Ce donne du corps au récit et une vision plus globale, notamment avec des scientifiques qui ont compris le danger d’utiliser la bombe, là où les militaires et les politiques croyaient dur comme fer que posséder une telle arme mettrai fin à tous les conflits.

Il est facile de dire, en 2022, qu’ils se sont fourrés le doigt dans l’œil, et ce, jusqu’au coude (pour rester polie), parce que l’utilisation de la bombe n’a pas fait cesser toutes les guerres. Maintenant, d’autres pays la possèdent et le premier qui l’utilisera, anéantira totalement les autres…

Le point d’orgue est bien entendu le largage de Little Boy sur Hiroshima (avant Fat Man sur Nagasaki)… Ces quelques pages seront les plus émouvantes du récit. Les pires, aussi. Sans entrer dans le voyeurisme, le dessinateur, en quelques cases, est parvenu à rendre tout l’horreur de la chose. J’ai beau connaître l’Histoire, revoir cet épisode, même en dessins, ça m’a foutu les chocottes et noué les tripes.

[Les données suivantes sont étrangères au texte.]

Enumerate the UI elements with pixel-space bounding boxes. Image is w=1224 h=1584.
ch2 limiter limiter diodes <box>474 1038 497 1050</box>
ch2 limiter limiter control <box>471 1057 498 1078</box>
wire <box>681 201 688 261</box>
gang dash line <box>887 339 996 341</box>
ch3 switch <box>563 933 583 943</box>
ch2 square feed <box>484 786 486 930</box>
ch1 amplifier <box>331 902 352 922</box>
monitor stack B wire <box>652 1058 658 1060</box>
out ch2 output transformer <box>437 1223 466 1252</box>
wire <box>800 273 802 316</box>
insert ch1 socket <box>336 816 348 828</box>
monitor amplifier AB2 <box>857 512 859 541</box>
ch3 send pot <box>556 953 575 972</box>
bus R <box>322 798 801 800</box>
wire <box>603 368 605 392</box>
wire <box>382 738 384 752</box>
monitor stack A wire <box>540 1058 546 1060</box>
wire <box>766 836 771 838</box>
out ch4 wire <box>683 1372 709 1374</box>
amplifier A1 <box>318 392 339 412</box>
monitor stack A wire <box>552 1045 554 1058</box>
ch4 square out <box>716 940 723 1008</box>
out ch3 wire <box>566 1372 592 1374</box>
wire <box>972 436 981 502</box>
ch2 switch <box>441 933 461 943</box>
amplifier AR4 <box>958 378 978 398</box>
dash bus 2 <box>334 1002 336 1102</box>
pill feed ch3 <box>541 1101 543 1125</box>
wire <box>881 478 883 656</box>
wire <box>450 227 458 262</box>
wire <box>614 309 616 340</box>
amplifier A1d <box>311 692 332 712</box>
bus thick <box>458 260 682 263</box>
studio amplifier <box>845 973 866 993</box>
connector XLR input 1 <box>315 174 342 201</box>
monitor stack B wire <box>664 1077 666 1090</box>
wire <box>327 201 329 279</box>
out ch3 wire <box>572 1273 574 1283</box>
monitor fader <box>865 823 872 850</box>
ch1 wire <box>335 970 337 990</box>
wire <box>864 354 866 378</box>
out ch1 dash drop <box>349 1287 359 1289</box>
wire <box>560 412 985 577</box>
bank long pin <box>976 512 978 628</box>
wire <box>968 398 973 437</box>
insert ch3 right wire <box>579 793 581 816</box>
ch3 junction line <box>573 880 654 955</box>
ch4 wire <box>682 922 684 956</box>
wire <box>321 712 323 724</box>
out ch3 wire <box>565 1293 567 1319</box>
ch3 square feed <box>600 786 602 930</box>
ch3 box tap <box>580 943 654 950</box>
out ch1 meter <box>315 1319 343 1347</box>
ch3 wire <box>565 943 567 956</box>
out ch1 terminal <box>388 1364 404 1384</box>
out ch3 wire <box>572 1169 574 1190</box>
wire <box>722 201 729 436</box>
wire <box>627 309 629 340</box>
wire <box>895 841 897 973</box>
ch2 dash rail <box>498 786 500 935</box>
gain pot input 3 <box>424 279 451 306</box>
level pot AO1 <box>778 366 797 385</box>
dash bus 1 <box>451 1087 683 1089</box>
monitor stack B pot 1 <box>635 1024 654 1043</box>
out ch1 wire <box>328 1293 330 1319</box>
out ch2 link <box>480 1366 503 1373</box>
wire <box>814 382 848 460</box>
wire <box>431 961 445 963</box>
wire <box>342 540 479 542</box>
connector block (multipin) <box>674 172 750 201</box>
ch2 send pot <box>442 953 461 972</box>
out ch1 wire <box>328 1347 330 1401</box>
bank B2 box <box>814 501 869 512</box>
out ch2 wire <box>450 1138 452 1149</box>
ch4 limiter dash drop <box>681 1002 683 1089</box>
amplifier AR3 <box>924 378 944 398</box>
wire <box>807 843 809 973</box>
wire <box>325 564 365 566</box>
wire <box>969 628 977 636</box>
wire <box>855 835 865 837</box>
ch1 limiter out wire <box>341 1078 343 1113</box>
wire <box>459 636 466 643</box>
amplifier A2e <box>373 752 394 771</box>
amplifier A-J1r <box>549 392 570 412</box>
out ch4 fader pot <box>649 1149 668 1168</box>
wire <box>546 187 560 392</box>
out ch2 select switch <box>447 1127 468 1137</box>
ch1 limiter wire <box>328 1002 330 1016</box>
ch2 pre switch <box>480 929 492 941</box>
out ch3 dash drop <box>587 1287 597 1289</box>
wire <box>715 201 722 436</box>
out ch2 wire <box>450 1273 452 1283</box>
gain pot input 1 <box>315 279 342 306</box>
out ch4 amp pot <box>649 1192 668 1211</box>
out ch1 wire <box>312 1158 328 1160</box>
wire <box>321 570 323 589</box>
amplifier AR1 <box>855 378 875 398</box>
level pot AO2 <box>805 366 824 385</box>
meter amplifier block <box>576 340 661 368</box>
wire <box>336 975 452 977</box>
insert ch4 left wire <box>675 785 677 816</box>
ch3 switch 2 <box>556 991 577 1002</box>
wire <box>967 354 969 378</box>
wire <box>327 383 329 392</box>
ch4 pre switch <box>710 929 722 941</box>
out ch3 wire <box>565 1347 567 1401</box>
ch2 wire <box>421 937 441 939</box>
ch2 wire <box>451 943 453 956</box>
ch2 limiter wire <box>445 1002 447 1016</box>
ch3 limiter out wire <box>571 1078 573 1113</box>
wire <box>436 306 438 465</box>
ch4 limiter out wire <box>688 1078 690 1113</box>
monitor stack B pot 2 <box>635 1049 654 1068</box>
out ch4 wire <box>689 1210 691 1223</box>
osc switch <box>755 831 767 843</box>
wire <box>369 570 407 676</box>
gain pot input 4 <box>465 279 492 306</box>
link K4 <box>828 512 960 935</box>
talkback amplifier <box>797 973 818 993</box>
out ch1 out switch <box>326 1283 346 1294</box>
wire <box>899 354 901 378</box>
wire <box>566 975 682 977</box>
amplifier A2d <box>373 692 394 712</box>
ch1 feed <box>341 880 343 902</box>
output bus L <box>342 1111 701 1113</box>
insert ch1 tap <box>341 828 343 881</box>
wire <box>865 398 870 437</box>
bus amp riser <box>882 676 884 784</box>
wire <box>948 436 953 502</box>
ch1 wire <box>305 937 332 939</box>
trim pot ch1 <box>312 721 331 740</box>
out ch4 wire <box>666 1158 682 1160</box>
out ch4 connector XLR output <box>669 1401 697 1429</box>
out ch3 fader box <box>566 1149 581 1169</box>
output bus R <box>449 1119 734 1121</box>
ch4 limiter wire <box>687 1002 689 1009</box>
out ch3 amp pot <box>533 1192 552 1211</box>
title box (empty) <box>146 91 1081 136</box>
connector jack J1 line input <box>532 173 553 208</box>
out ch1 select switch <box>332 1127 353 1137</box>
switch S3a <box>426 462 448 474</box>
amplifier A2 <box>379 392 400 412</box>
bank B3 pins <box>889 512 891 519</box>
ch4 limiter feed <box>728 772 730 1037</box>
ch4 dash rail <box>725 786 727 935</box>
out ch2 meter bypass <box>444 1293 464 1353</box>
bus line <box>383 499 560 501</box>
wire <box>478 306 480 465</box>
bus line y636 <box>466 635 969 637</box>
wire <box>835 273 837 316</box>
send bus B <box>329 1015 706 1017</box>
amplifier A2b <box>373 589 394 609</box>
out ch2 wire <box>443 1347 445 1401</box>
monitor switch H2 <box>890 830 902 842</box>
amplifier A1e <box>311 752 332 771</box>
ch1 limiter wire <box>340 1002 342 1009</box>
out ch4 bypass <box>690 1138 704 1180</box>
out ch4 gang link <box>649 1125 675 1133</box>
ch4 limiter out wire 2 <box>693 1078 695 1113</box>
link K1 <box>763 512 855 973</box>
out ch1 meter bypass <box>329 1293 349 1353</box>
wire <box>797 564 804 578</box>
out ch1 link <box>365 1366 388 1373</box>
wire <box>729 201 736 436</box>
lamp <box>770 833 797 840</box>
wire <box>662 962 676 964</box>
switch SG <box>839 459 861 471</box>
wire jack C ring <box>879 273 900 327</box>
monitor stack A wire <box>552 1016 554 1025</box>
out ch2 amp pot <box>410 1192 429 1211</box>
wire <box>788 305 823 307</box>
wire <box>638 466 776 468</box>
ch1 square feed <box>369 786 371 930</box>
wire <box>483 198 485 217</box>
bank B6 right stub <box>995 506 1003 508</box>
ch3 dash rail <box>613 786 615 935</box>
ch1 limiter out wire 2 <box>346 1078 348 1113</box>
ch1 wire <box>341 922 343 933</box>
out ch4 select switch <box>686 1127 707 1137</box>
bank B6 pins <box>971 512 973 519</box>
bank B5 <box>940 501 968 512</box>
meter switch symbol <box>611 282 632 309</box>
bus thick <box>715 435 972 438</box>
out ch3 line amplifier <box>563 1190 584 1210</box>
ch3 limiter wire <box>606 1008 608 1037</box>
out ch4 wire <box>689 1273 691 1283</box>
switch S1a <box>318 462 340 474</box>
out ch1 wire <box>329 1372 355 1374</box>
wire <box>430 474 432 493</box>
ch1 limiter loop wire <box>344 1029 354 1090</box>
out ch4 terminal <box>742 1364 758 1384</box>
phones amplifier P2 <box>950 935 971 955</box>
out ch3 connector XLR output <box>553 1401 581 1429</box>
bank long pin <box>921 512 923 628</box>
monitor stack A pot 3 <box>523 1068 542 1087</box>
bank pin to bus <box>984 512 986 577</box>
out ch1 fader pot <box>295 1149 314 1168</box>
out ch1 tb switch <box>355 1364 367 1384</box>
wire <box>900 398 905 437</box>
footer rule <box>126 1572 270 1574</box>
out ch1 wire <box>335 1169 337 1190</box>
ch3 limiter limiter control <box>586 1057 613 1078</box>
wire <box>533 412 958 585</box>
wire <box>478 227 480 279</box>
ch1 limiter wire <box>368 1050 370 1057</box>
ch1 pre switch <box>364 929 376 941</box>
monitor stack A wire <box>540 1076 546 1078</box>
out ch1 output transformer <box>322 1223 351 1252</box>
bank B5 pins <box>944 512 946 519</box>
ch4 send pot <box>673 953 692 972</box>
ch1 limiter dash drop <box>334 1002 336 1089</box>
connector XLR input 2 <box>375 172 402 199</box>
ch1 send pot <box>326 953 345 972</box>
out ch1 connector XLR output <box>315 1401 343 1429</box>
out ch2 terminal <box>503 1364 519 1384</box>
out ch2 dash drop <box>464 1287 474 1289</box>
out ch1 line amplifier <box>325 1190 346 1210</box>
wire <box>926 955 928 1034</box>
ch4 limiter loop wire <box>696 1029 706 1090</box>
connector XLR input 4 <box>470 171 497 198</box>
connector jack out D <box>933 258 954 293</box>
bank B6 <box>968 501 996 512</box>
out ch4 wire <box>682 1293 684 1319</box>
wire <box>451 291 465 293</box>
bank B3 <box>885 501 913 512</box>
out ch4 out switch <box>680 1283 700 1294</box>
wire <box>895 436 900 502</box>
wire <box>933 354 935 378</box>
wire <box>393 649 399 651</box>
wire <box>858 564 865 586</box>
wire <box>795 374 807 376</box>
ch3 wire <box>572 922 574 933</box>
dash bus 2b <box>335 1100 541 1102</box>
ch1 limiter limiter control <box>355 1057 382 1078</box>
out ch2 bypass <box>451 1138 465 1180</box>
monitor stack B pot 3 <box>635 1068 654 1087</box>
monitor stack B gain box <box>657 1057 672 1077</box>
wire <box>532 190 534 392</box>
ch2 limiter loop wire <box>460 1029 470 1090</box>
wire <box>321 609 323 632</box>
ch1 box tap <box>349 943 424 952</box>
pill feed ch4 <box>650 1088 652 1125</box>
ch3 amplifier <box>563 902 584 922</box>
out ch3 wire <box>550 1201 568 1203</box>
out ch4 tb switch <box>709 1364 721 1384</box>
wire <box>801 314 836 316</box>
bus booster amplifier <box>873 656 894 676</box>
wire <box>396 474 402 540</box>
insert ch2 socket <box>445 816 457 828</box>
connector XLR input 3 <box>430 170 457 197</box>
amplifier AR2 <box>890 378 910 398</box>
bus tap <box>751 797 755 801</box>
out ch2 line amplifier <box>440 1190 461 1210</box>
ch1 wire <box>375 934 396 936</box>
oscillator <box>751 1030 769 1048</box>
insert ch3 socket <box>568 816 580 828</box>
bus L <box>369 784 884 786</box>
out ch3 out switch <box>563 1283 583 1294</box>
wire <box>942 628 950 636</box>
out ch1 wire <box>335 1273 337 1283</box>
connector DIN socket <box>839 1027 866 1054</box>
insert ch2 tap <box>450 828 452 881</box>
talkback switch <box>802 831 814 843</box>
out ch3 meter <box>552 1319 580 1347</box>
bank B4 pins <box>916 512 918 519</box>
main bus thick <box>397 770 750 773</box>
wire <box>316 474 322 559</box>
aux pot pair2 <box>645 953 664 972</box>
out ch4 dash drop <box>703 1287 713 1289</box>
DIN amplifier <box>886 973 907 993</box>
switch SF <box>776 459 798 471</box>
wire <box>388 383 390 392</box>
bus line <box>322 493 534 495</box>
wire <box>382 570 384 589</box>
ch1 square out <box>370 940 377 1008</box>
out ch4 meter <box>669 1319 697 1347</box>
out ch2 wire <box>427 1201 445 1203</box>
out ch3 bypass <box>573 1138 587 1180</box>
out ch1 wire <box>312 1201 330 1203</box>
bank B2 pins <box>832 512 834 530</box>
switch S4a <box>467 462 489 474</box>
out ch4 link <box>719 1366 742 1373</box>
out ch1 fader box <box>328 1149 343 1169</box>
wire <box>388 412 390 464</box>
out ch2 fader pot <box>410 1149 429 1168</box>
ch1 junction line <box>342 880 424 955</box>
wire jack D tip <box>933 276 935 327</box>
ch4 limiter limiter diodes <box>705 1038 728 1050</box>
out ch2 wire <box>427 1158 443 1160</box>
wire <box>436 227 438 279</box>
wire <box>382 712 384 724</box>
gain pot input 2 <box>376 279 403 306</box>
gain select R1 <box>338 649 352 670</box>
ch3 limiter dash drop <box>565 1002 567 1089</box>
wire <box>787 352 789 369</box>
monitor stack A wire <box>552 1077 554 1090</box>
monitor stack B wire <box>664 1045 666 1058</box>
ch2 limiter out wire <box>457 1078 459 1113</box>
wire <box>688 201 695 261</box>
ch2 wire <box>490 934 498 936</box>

Anybref, au lieu de lire ma chronique qui n’arrivera pas à rendre justice à cette bédé, ni à dire tout le bien qu’elle a pensé de cette lecture, filez l’acheter chez votre dealer de bédés ou la louer à biblio/médiathèque, et découvrez-là, elle en vaut plus que la peine.

Ne fut-ce que pour savoir… que pour comprendre… que pour se dire que rien ne valait qu’on utilise cette horreur ! Et si en 1945, elle était déjà terrible, cette bombe, imaginez la puissance de celles de notre époque…

Une bédé qui pèse son poids, au sens propre comme au figuré. Une bédé extrêmement bien documentée, où le narrateur sera parfois l’uranium, lui même. Une bédé où tout est vrai, hélas, ce qui la rend d’autant plus glaçante.

À gauche: à Hiroshima, une montre au milieu des décombres est arrêtée sur 8h15 du matin, le moment de la détonation atomique. À droite: à Hiroshima, l’ombre d’une silhouette humaine a laissé sa trace sur les marches d’une banque, gravée dessus par la chaleur extrême de l’explosion (Getty Images)

 

Le dernier assaut : Jacques Tardi et Dominique Grange

Titre : Le dernier assaut

Scénaristes : Jacques Tardi et Dominique Grange
Dessinateur : Jacques Tardi

Édition : Casterman (05/10/2016)

Résumé :
Augustin Sauvageon, brancardier de son état égaré entre les lignes de front, enchaînent les rencontres toutes plus désagréables les unes que les autres…

Du capitaine raciste de La Coloniale aux soldats « nains » du roi d’Angleterre, en passant par les effroyables trouvailles technologiques des Huns… tout le monde en prend pour son grade ! Ca ne serait pas aussi effroyable, on en rirait presque.

Mais Tardi, passionné depuis plus de 30 ans par ce qui est devenu son sujet de prédilection, dénonce encore et toujours la bêtise et la cruauté des chefs, qui exploitent allègrement des pauvres gars qui n’ont jamais très bien compris ce qu’ils foutaient là.

Critique :
Augustin est brancardier et il sera notre guide dans cette énorme boucherie que fut la Première Guerre Mondiale, arpentant les tranchées, croisant bien des soldats et nous expliquant les choses les plus importantes qu’il y a savoir sur ce conflit mondial.

Ne cherchez pas un fil conducteur, il n’y en a pas vraiment, les tribulations d’Augustin n’étant là que pour dénoncer les injustices, le racisme, les tueries de masse, les incompétences des officiers, les magouilles des politiciens, le fric qu’on dû gagner les fournisseurs de matériel militaire et autres saloperies.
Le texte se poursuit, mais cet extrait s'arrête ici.